The idea that markets are uncertain, and consistent prediction is essentially impossible, is not new. John Maynard Keynes published a book on probability and uncertainty in 1921, with this concept of uncertain and irrational markets forming the basis of his general theory of financial markets. So, years before the stock market crash of 1929, and almost every 10 to 15 years afterward, the cycle of financial crashes and panics was predicted by a well-publicized thinker, and then, as is typical, ignored. The lesson is simple, and Keynes laid it out 100 years ago: markets seem rational but only during periods of stability. Markets are uncertain. Predictive models work most of the time, and that is their fundamental flaw. They will fail. Investment models that account for uncertainty and failure succeed in the long term.
The world economy is an infinitely complicated web of interconnections. We each experience a series of direct economic interrelationships: the stores we buy from, the employer that pays us our salary, the bank that gives us a home loan, etc. But once we are two or three levels degrees separated, it’s impossible to really know with any confidence how the connections are working. That, in turn, shows what is unnerving about the economic calamity potentially accompanying the coronavirus.

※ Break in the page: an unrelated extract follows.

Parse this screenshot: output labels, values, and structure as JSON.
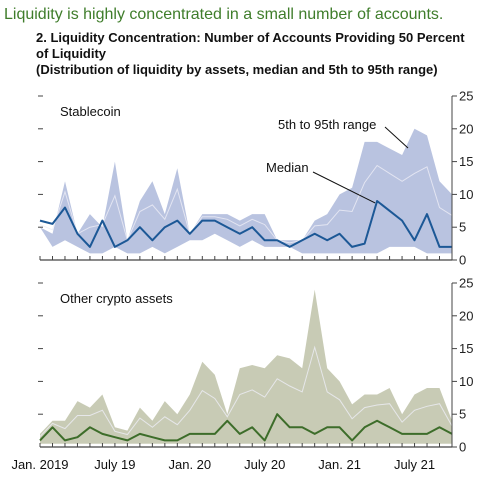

In the years ahead we will learn what happens when that web is torn apart when millions of those links are destroyed all at once. It opens the possibility of a global economy quite different from the one that has prevailed in recent decades. Or, as John Kenneth Galbraith has said, “we have two classes of forecasters: those who don’t know and those who don’t know they don’t know. “The bottom line is establishing and maintaining an unconventional investment profile requires acceptance of uncomfortably idiosyncratic portfolios, which frequently appear imprudent in the eyes of conventional wisdom. We are entering a new world and must think differently.